Brawley is indeed right that we need to fight. But caregiving is another missing part of the medical infrastructure. And most caregivers are too busy caring for their sick loved ones to deal with anything more. I speak as a chronically ill person who is also a caregiver I am also highly educated, have a fine job and medical insurance I am damned grateful for. But keeping everything going—the millions of details that go into keeping another adult going, my day job, housekeeping, ensuring the car is running and dinner is on the table—is a monumental task. Time or energy for advocacy? Forget it.

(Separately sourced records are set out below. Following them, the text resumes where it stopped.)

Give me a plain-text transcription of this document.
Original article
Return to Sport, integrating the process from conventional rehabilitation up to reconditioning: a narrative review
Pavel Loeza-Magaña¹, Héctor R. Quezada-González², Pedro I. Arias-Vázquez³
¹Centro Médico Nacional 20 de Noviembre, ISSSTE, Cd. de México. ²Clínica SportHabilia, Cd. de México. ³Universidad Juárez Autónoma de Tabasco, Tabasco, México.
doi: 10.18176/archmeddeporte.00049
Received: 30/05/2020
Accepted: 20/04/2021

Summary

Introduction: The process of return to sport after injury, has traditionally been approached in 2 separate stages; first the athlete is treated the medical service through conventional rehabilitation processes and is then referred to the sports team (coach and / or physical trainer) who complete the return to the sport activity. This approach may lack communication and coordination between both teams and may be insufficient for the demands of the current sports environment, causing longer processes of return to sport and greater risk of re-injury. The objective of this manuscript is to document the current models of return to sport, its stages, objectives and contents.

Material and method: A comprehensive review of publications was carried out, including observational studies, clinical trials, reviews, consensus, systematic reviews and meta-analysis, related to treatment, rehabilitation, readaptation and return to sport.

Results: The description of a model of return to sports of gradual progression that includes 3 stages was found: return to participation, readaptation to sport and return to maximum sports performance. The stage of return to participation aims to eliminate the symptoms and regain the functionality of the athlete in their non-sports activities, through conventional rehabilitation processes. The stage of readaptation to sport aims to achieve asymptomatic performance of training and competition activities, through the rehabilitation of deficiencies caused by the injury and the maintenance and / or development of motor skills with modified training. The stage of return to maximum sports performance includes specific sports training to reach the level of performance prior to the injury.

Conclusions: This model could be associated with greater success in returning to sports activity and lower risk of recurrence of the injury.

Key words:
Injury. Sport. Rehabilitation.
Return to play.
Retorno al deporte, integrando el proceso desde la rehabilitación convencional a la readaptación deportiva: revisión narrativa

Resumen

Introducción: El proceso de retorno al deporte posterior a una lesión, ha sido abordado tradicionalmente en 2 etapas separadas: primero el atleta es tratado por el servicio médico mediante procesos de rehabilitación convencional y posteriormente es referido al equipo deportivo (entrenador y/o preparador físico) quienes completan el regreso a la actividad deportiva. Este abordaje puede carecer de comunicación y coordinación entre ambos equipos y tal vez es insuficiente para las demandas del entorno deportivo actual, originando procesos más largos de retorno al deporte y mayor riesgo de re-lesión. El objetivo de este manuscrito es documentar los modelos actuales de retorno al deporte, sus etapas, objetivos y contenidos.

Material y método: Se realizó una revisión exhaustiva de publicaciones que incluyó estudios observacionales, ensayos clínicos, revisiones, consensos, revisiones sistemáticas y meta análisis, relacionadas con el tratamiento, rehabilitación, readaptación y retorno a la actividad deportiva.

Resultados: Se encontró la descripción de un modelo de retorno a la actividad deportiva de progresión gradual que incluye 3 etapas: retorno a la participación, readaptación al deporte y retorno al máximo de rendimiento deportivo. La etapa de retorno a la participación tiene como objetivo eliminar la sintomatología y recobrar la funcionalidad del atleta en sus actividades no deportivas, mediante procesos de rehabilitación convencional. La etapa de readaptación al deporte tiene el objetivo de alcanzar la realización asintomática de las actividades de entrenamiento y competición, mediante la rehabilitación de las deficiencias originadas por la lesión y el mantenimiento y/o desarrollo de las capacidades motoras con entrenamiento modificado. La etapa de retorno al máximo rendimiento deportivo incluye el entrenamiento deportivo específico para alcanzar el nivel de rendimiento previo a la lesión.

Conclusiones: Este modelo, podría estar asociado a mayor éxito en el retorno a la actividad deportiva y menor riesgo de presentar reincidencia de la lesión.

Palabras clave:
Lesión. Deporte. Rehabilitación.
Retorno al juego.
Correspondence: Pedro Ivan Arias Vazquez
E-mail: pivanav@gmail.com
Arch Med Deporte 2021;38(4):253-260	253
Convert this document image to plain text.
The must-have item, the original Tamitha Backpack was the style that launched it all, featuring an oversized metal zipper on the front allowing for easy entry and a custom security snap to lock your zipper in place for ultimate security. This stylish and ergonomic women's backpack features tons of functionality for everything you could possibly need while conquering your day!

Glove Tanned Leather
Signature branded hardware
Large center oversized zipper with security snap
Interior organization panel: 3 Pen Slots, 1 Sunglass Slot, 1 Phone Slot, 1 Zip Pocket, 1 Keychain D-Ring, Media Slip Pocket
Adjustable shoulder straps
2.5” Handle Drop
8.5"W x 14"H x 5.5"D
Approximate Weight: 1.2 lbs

Yet Brawley’s message is undeniably critical. The United States has just re-elected a president who is in favor of near-universal health insurance (and unlike advocates in power before him, such as the tireless late Senator, Ted Kennedy, and First Lady (at the time) Hillary Rodham Clinton, President Obama may actually achieve better health care for Americans under his administration). If you’re like me, and unable to do more than read, at least do that much. Then be grateful for men like Dr. Otis Brawley, President Obama, and for all who have fought and continue to fight the long, hard battle for universal health care in America.